Pouvez-vous nous indiquer certaines de vos techniques d'écriture, et de mise en scène ?
Souvent le scénario déja écrit m'échappe, alors, je suis quelques lignes de force cachées qui avancent comme des chemins imaginaires, des créatures sans queue ni tête, ou plutôt avec juste des queues qui battent un rythme pour progresser. J’aimerais que mes films soient comme des battements de cœur. Une pulsation plus qu’un sens.
Concernant Danube, Prélude pour 3 Visages et 2 Frères, il fallait aussi que le tournage soit compatible avec le voyage en canoë (toujours en mouvement avec très peu de pauses).
Au début, peut-être du fait de cette position et de ces contraintes, il n’y avait rien. Mais à force de regarder et de regarder, une image se levait et je la voyais enfin. Toutes les scories s’en allaient et il y avait une fenêtre. Pour voir à travers celle-ci, je suis tout le temps aux aguets. Pour qu’arrive une image. Une image qui doit dire oui, mais aussi une image souvent décevante au départ. Il faut à la fois une certaine modestie mais aussi de la vanité pour oser accepter son intuition. Ça va tout le temps de l’humilité à la vanité. C’est dans ce balancement que j’écris.

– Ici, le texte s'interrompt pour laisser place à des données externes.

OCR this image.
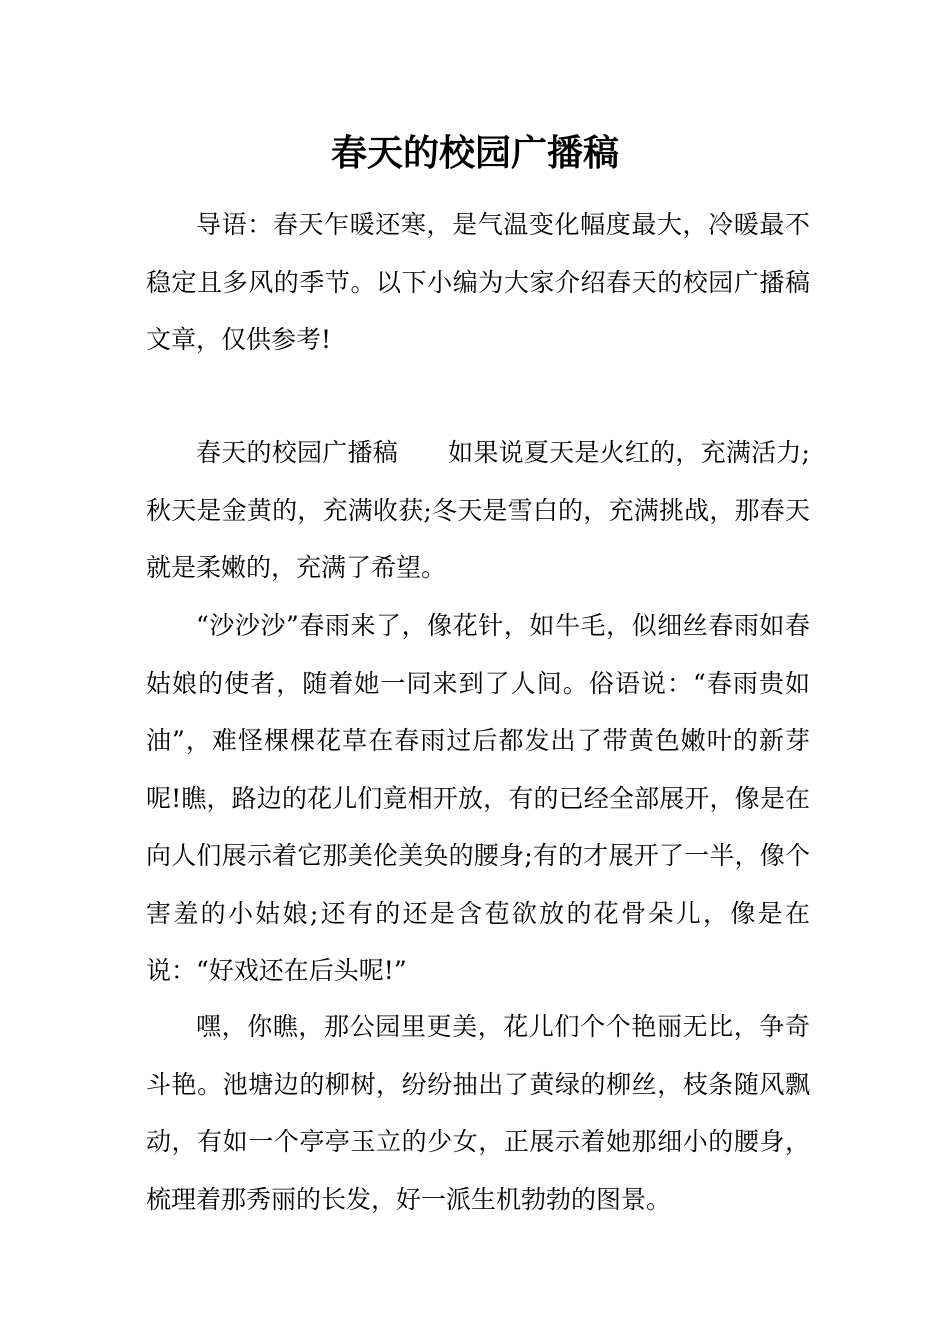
春天的校园广播稿

导语：春天乍暖还寒，是气温变化幅度最大，冷暖最不稳定且多风的季节。以下小编为大家介绍春天的校园广播稿文章，仅供参考!

春天的校园广播稿 如果说夏天是火红的，充满活力;秋天是金黄的，充满收获;冬天是雪白的，充满挑战，那春天就是柔嫩的，充满了希望。

“沙沙沙”春雨来了，像花针，如牛毛，似细丝春雨如春姑娘的使者，随着她一同来到了人间。俗语说：“春雨贵如油”，难怪棵棵花草在春雨过后都发出了带黄色嫩叶的新芽呢!瞧，路边的花儿们竟相开放，有的已经全部展开，像是在向人们展示着它那美伦美奂的腰身;有的才展开了一半，像个害羞的小姑娘;还有的还是含苞欲放的花骨朵儿，像是在说：“好戏还在后头呢!”

嘿，你瞧，那公园里更美，花儿们个个艳丽无比，争奇斗艳。池塘边的柳树，纷纷抽出了黄绿的柳丝，枝条随风飘动，有如一个亭亭玉立的少女，正展示着她那细小的腰身，梳理着那秀丽的长发，好一派生机勃勃的图景。
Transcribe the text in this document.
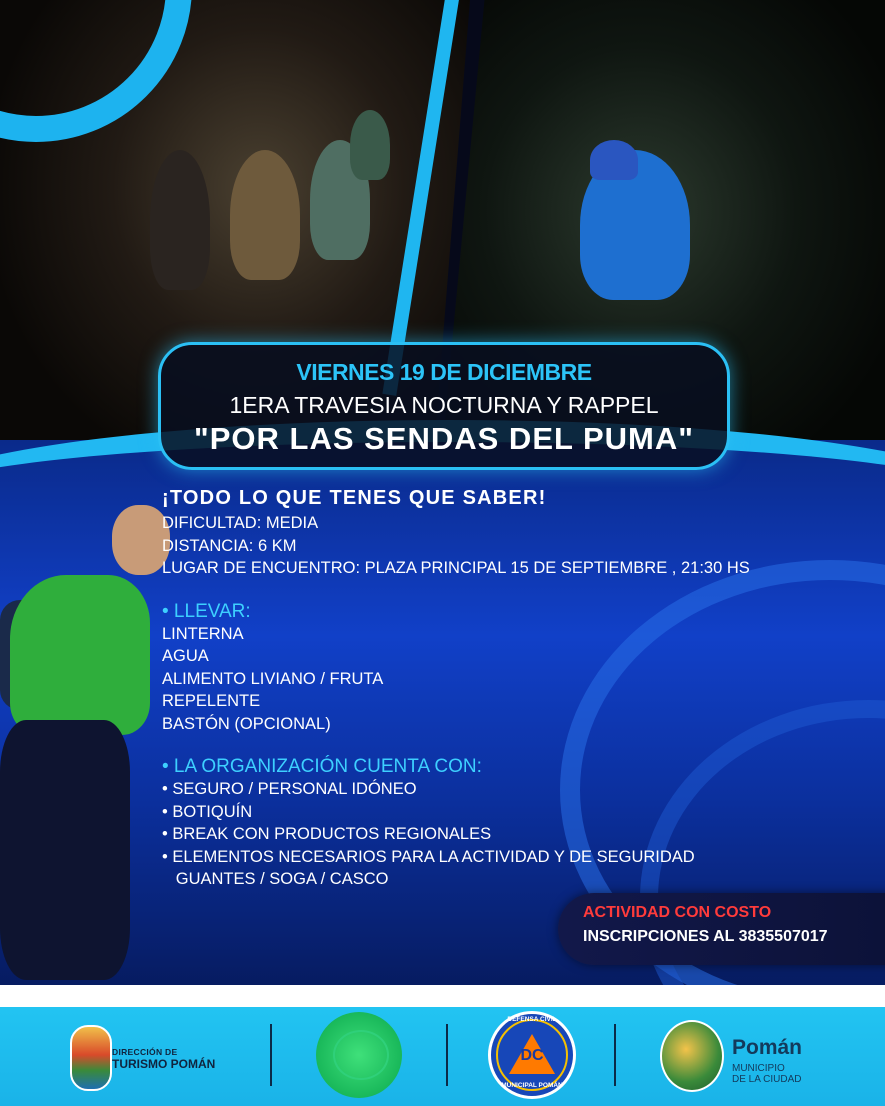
VIERNES 19 DE DICIEMBRE
1ERA TRAVESIA NOCTURNA Y RAPPEL
"POR LAS SENDAS DEL PUMA"
¡TODO LO QUE TENES QUE SABER!
DIFICULTAD: MEDIA
DISTANCIA: 6 KM
LUGAR DE ENCUENTRO: PLAZA PRINCIPAL 15 DE SEPTIEMBRE , 21:30 HS
• LLEVAR:
LINTERNA
AGUA
ALIMENTO LIVIANO / FRUTA
REPELENTE
BASTÓN (OPCIONAL)
• LA ORGANIZACIÓN CUENTA CON:
• SEGURO / PERSONAL IDÓNEO
• BOTIQUÍN
• BREAK CON PRODUCTOS REGIONALES
• ELEMENTOS NECESARIOS PARA LA ACTIVIDAD Y DE SEGURIDAD
GUANTES / SOGA / CASCO
ACTIVIDAD CON COSTO
INSCRIPCIONES AL 3835507017
DIRECCIÓN DE
TURISMO POMÁN	DC
DEFENSA CIVIL
MUNICIPAL POMÁN
Pomán
MUNICIPIO
DE LA CIUDAD
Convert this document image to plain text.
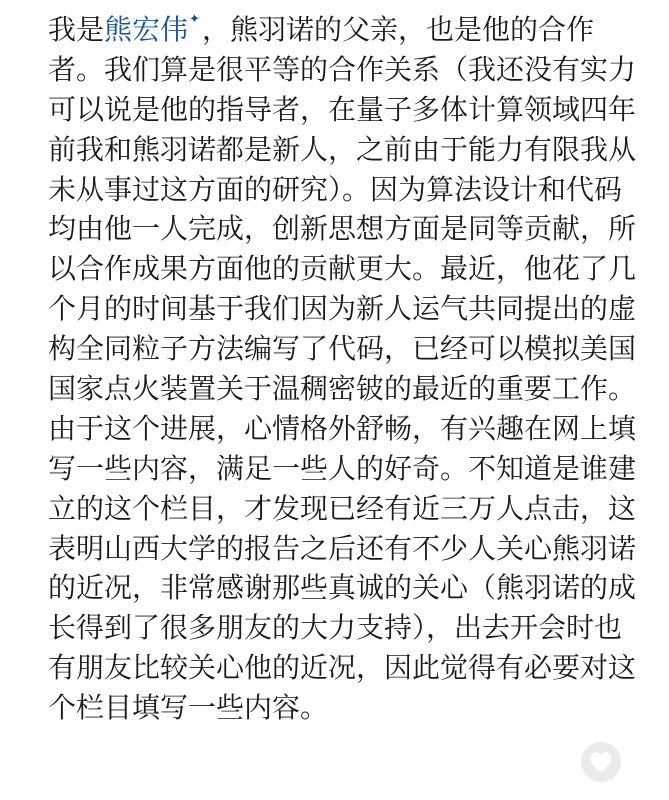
我是熊宏伟✦，熊羽诺的父亲，也是他的合作
者。我们算是很平等的合作关系（我还没有实力
可以说是他的指导者，在量子多体计算领域四年
前我和熊羽诺都是新人，之前由于能力有限我从
未从事过这方面的研究）。因为算法设计和代码
均由他一人完成，创新思想方面是同等贡献，所
以合作成果方面他的贡献更大。最近，他花了几
个月的时间基于我们因为新人运气共同提出的虚
构全同粒子方法编写了代码，已经可以模拟美国
国家点火装置关于温稠密铍的最近的重要工作。
由于这个进展，心情格外舒畅，有兴趣在网上填
写一些内容，满足一些人的好奇。不知道是谁建
立的这个栏目，才发现已经有近三万人点击，这
表明山西大学的报告之后还有不少人关心熊羽诺
的近况，非常感谢那些真诚的关心（熊羽诺的成
长得到了很多朋友的大力支持），出去开会时也
有朋友比较关心他的近况，因此觉得有必要对这
个栏目填写一些内容。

Pendant ce tournage, j’étais également balancé entre des éléments prosaïques (le quotidien du voyage, par exemple, ou la phrase du jour, que je demandais aux deux frères de me dire, et qu’ils devaient trouver eux-mêmes tandis qu’ils piochaient de leurs pagaies dans le Danube) et l’idée poétique et sacrée que le fleuve est une force tragique. Tournant sans savoir quel film j’allais faire, j’étais dans une position difficile, mais je pensais que dans tout chaos il y a la possibilité d’une harmonie et que ce pari était la matière même du film.